2) Method according to claim 1, characterized in that the step of obtaining the key supposed to be the public key of encryption of said recipient device comprises the following steps:

transmission (401) to a key server device (103) of said information derived from the public encryption key of said recipient device, the key server device storing information of correspondence between public encryption keys and information respectively derived from said public encryption keys;

reception (403), in response, of the key supposed to be the public encryption key of said recipient device.

3) Method according to claim 2, characterized in that the key supposed to be the public key encryption of said recipient device is received in conjunction with an address information of the recipient device.

4) Method according to claim 1, characterized in that the step of obtaining the key supposed to be the public encryption key of said recipient device comprises the following steps: transmission (501) to the recipient device of a request to obtain the public encryption key of said recipient device;

receiving (503), in response, the key assumed to be the public encryption key of said recipient device.

5) Method according to any one of claims 1 to 4, characterized in that the verification step of the key obtained comprises the following steps:

applying a predefined injective function to the key that is supposed to be the public encryption key of said recipient device, in order to obtain a result;

verifying that the result obtained is equal to the information derived from the public encryption key of said recipient device.

6) Method according to claim 5, characterized in that the information derived from the public key encryption of said recipient device is an imprint of the public key encryption of said recipient device.

7) Method according to claim 5, characterized in that the information derived from the public key encryption of said recipient device is derived from an imprint of the public key encryption of said recipient device.

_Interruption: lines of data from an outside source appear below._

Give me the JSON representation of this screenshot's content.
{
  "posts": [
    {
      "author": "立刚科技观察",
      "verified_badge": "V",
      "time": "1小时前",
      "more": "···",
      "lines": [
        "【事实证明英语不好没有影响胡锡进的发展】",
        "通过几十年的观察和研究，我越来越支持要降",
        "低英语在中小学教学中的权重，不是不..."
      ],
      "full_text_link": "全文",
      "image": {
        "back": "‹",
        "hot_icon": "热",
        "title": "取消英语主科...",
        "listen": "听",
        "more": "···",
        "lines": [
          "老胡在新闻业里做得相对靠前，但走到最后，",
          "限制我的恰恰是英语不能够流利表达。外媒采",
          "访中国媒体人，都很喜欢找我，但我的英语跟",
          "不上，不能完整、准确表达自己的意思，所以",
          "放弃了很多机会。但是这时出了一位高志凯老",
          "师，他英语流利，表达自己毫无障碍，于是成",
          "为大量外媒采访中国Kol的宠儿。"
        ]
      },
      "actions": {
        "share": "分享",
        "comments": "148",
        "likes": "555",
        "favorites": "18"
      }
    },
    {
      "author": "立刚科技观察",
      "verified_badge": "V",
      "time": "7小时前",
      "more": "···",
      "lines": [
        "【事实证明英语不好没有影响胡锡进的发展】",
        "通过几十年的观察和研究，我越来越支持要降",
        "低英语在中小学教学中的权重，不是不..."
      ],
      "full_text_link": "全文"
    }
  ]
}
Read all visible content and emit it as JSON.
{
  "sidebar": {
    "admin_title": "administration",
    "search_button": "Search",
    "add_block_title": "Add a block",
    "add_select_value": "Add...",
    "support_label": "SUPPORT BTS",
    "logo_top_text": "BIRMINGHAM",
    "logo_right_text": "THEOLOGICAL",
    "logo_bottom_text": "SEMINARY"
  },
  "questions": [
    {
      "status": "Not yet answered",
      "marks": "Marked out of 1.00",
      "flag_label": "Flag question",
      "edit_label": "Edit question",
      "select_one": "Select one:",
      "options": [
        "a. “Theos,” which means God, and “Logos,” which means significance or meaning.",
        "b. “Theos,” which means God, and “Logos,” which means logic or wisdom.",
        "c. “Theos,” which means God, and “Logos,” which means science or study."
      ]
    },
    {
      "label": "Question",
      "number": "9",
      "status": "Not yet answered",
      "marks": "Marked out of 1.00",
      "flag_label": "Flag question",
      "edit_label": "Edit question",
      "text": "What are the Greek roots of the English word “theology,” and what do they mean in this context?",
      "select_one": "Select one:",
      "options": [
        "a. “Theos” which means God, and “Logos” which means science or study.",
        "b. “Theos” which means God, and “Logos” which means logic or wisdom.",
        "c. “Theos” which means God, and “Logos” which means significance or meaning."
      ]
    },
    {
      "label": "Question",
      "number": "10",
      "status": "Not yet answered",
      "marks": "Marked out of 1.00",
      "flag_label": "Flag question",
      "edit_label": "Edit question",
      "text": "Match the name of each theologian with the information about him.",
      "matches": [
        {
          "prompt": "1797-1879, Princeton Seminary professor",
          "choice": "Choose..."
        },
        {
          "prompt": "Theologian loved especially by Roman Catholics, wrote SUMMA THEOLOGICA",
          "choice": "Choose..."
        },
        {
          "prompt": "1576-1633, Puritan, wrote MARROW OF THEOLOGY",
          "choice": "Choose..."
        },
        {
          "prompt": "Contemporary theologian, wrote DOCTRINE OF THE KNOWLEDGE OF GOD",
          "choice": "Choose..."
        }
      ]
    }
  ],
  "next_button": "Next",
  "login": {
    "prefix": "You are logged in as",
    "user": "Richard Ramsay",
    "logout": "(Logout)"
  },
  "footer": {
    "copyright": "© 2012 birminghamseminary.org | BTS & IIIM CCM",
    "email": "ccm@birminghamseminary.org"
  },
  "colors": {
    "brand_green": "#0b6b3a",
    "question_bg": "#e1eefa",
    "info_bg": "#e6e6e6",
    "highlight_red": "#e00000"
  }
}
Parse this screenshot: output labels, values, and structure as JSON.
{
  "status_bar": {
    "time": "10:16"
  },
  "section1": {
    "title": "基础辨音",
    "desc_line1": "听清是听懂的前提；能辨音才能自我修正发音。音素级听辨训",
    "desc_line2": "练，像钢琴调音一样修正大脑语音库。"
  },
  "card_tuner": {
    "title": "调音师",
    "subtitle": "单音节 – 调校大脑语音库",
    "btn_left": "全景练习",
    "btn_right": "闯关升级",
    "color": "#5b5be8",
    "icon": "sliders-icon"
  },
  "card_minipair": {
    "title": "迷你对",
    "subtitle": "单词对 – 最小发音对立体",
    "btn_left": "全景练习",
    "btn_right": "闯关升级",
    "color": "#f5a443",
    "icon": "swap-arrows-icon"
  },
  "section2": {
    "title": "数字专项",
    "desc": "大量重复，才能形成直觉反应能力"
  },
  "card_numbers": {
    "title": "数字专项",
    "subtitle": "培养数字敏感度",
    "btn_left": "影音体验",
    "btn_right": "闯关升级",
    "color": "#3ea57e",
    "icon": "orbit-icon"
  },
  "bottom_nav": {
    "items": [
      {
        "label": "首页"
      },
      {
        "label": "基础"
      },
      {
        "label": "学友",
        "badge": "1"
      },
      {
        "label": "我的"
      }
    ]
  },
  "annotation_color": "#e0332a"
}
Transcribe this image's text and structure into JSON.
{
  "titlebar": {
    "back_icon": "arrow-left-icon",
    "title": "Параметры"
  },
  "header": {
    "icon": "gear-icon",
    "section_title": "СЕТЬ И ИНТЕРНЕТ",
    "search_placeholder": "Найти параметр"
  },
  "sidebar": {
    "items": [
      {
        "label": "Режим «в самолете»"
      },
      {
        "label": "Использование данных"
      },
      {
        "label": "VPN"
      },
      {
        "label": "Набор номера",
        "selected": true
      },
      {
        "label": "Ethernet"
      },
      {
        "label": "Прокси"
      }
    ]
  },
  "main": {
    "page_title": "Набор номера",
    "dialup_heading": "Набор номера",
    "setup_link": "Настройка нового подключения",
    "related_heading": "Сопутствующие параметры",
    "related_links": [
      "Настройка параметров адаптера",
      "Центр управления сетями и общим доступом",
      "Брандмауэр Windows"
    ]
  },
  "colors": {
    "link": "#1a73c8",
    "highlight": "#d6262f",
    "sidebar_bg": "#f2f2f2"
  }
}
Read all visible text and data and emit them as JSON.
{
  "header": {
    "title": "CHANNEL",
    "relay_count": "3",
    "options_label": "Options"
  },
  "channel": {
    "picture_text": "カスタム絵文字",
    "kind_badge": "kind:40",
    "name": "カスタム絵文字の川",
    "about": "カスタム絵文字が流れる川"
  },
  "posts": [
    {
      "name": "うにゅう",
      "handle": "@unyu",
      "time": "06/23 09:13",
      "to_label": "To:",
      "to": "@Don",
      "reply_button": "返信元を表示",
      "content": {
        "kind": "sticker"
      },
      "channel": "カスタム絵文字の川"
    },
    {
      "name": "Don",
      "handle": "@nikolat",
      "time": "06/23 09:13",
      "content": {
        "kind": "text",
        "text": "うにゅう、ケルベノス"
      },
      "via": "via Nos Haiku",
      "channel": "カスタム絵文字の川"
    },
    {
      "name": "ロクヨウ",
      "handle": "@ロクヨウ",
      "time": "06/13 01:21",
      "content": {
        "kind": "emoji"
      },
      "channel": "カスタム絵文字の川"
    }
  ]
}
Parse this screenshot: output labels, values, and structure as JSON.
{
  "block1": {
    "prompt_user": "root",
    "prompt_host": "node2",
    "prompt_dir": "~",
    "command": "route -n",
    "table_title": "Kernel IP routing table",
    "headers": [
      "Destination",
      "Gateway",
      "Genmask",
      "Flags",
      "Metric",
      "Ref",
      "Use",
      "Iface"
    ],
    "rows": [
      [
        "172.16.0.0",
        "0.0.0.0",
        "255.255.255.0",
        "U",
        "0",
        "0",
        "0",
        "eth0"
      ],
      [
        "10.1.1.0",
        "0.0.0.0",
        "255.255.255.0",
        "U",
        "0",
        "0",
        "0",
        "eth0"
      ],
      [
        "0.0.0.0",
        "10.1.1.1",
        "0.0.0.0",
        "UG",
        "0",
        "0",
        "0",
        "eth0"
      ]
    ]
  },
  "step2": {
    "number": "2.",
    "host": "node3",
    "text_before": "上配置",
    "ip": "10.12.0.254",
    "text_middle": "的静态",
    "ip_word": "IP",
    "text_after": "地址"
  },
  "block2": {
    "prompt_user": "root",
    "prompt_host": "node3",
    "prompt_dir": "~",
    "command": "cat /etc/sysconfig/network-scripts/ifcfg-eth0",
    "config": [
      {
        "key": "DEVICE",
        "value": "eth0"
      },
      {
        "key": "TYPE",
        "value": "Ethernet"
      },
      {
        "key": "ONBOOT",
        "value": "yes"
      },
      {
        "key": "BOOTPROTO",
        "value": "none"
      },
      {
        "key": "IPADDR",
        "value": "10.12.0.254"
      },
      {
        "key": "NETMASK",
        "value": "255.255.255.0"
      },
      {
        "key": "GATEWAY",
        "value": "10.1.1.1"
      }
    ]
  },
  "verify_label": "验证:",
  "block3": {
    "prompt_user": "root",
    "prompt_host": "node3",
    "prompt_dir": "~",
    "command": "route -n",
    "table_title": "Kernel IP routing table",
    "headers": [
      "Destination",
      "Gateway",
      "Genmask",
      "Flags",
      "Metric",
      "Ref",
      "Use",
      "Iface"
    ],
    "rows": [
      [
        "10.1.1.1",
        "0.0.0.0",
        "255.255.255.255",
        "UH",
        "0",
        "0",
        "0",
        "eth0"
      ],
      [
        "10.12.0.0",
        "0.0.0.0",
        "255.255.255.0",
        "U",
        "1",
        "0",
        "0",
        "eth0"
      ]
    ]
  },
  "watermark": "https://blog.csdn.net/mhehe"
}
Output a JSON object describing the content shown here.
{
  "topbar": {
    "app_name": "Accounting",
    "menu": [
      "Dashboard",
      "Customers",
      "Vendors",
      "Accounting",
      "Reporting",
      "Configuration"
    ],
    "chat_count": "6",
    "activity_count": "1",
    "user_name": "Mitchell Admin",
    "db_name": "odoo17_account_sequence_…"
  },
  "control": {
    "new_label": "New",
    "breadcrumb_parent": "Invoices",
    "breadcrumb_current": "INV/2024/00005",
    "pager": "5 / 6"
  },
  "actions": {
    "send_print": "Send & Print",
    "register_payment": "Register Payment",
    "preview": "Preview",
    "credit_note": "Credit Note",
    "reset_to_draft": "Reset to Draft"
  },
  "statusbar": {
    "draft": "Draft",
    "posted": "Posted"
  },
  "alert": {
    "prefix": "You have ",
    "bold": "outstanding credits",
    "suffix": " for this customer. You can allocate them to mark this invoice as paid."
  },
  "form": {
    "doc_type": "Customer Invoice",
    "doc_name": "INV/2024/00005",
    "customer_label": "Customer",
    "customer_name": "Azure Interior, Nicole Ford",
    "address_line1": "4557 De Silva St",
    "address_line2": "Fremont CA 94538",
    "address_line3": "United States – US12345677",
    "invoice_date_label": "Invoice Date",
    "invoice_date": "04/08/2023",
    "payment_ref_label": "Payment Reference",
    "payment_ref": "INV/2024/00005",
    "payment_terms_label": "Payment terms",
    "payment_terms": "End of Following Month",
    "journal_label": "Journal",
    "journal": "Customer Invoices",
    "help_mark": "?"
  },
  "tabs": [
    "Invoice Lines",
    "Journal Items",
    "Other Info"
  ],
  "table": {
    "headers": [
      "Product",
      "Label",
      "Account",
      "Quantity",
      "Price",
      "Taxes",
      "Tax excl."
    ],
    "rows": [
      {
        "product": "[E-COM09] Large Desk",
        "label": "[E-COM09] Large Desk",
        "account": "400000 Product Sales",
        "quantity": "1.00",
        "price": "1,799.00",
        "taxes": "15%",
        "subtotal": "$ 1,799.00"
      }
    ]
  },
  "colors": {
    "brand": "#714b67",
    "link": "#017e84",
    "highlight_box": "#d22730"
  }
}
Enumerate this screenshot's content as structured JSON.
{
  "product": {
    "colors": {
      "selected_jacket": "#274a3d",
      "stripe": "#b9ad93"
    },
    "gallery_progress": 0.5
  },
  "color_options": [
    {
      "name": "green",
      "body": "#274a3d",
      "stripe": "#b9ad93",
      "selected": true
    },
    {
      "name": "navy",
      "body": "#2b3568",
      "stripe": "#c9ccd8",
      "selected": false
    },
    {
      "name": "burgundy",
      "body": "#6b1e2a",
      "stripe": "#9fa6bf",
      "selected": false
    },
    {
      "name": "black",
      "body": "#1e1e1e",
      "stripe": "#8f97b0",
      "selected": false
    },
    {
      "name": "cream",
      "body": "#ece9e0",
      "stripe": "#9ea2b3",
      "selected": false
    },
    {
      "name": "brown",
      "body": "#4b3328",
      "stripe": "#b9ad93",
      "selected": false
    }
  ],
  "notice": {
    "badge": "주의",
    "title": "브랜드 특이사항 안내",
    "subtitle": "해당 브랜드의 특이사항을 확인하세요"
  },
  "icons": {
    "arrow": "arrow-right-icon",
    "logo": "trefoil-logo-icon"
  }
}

8) Method according to any one of claims 1 to 7, characterized in that the control device is included in the communication device.

9) A method for transmitting encrypted data to a destination device (101) of said encrypted data by a communication device (102), characterized in that the communication device implements the method according to any one of claims 1 to 8, and in that it further comprises the steps of:

transmitting (405; 505) the encrypted data in case of positive verification of the key supposed to be the public encryption key of said recipient device;

receiving (407; 507) a signed acknowledgment;

verification (408; 508) of the signed acknowledgment, using the key supposed to be the public encryption key of said recipient device. 10) Device for controlling a communication device (102), the control device comprising:

means for deciding the transmission of encrypted data to a destination device (101) of said encrypted data;

means for obtaining (202) a key supposed to be a public encryption key of said recipient device;

characterized in that it further comprises:

means for obtaining (201), independently of obtaining the key supposed to be the public key of encryption of said recipient device, information derived from the public encryption key of said recipient device;

means (203) for verifying the obtained key, using said information derived from the public encryption key of said recipient device; and means for authorizing (205) or prohibiting (206) transmission of said data, encrypted with the aid of the obtained key, according to said verification.